# s'est/se sont aperçu(e)(s)  - accord du participe passé de "s'apercevoir"



## vitaminC

Merci!
Je voudrais savoir pourquoi dans ce cas, "que" ici est mis après le verbe... mais on s'accorde?
" Il se sont aperçus qu'ils avaient oublié de fermer la lucare du grenier"
Merci pr votre aidés!

*Note des modérateurs :* Plusieurs fils ont été fusionnés pour créer celui-ci.


----------



## geostan

Le sens de la forme pronominale est légèrement différent de celui de la forme simple. Donc, ce verbe appartient au groupe nommé verbes à sens accidentellement pronominal. Pour ce groupe, le participe s'accorde avec le sujet, d'où l'accord.


----------



## american_beauty

Rien de plus simple : verifiez la construction du verbe : s'apercevoir de qqch : Si vous avez le complement COI apres le verbe (c'est bien le cas), le pronom personnel "se" doit prendre la fonction du COD : du coup il faut accorder...  - regle valable pour tous les pronominaux...


----------



## Maître Capello

Non, ce n'est pas exactement ça, american beauty… La bonne règle a été donnée par Geostan: le verbe est accidentellement pronominal et donc le participe s'accorde avec le sujet (et non avec le pronom _se_ qui ne peut vraiment être analysé comme un COD).


----------



## janpol

vitaminC said:


> Je voudrais savoir pourquoi dans ce cas, "que" ici est mis après le verbe... mais on s'accorde?

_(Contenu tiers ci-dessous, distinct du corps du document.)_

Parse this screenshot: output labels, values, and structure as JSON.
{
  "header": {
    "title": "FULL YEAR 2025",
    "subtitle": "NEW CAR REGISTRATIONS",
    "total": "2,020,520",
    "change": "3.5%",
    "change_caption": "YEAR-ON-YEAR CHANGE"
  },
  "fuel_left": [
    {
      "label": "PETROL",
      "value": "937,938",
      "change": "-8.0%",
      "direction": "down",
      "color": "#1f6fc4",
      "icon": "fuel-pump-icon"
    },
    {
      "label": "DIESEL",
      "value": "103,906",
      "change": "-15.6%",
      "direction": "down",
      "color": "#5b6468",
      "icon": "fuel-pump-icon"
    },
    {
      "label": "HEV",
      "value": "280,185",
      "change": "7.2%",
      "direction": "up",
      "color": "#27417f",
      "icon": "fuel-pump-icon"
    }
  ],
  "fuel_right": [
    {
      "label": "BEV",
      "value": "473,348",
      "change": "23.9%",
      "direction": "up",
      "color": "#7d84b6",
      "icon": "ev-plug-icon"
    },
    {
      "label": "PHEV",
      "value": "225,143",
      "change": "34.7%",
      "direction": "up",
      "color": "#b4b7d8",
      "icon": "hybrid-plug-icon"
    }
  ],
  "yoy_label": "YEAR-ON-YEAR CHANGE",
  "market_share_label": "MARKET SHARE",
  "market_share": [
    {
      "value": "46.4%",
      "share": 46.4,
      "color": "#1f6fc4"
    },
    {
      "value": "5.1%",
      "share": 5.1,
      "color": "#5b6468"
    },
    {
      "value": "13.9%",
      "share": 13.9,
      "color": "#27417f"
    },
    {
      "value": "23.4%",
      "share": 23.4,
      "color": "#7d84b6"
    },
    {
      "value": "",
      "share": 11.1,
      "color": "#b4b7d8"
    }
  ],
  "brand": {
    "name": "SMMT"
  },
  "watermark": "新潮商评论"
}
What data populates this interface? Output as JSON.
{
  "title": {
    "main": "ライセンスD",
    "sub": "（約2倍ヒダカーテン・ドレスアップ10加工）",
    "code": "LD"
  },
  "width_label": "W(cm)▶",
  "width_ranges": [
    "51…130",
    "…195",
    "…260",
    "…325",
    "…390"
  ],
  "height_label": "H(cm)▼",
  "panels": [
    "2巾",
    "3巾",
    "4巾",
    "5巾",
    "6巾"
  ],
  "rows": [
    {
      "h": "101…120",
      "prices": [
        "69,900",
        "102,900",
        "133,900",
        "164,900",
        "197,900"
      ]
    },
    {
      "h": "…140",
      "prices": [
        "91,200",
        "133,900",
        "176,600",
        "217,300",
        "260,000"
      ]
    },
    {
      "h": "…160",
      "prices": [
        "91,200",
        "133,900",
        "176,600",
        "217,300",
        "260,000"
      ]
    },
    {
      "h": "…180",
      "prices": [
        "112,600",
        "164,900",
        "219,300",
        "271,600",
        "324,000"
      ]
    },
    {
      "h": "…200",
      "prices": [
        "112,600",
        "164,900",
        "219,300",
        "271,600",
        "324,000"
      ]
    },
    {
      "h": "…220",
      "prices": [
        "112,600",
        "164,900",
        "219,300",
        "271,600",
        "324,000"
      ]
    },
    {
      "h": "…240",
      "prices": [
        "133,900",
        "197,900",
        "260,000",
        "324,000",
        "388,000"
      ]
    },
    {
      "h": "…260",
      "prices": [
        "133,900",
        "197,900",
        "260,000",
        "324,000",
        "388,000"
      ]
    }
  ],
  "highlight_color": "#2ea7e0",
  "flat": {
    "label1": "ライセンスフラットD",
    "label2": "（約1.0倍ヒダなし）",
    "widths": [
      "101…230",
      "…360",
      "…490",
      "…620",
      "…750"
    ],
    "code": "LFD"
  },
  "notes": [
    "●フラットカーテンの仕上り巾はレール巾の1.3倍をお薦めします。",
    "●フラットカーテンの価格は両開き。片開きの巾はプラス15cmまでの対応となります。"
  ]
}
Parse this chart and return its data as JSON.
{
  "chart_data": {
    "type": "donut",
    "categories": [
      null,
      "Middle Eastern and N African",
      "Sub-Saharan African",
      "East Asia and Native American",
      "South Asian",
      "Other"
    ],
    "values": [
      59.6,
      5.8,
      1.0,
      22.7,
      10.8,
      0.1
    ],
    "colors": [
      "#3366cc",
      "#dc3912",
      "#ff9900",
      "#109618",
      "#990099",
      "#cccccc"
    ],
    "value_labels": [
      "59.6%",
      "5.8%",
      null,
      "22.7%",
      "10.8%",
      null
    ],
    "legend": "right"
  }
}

vitamin C, je crois que tu confonds là le "que" pronom relatif avec lequel l'accord se fait souvent (voici les livres que j'ai lus) avec le "que" conjonction de subordination qui se trouve dans cette phrase


----------



## Deslandes

Bonjour, 

Selon les régles on n'accorde pas le participe passé des verbes pronominaux (soit réfléchis, soit réciproques) lorsqu'ils admettent un COI. Dans cette phrase, ne s'agit-il de ce cas-là ? 

Ils se sont aperçus *de leur erreur*. Ils se sont aperçus *de quoi *? De leur erreur. Donc, « de leur erreur », n'est-il pas un COI dans cette phrase ? 

Peut-être que je suis trompé...

Merci.


----------



## Rallino

Oui, mais le problème, c'est que, là, il s'agit d'un verbe essentiellement pronominal. C'est-à-dire que "s'apercevoir de quelque chose" n'a le sens de "se rendre compte de quelque chose" que quand il est utilisé avec un pronom réfléchi. Sans le pronom, le verbe serait "apercevoir" qui a un sens complètement différent.

Quand on a un verbe essentiellement pronominal, l'accord se fait toujours.

Edit: Apparemment cette question  a déja été posée ici :  s'apercevoir - réfléchi ou essentiellement pronominal ?


----------



## Deslandes

Voilà. Mais pour moi le problème est savoir quand il s'agit  d'un verbe essentiellement pronominal ou pas. Par exemple, le verbe « se laver », est-il essentiellement pronominal ou, en revanche, à sens réfléchi ou réciproque ? Il peut s'utiliser autant à sens réfléchi qu'à sens réciproque, je crois.


----------



## Maître Capello

Un verbe pronominal est dit subjectif ou essentiellement pronominal quand il n'existe pas de version non pronominale avec le même sens. Ainsi, _se laver_ n'est pas essentiellement pronominal parce que l'on peut dire tant _se laver_ que _laver qqch_, avec le même sens du verbe : _rendre qqch/qqn (plus) propre au moyen d'un liquide_.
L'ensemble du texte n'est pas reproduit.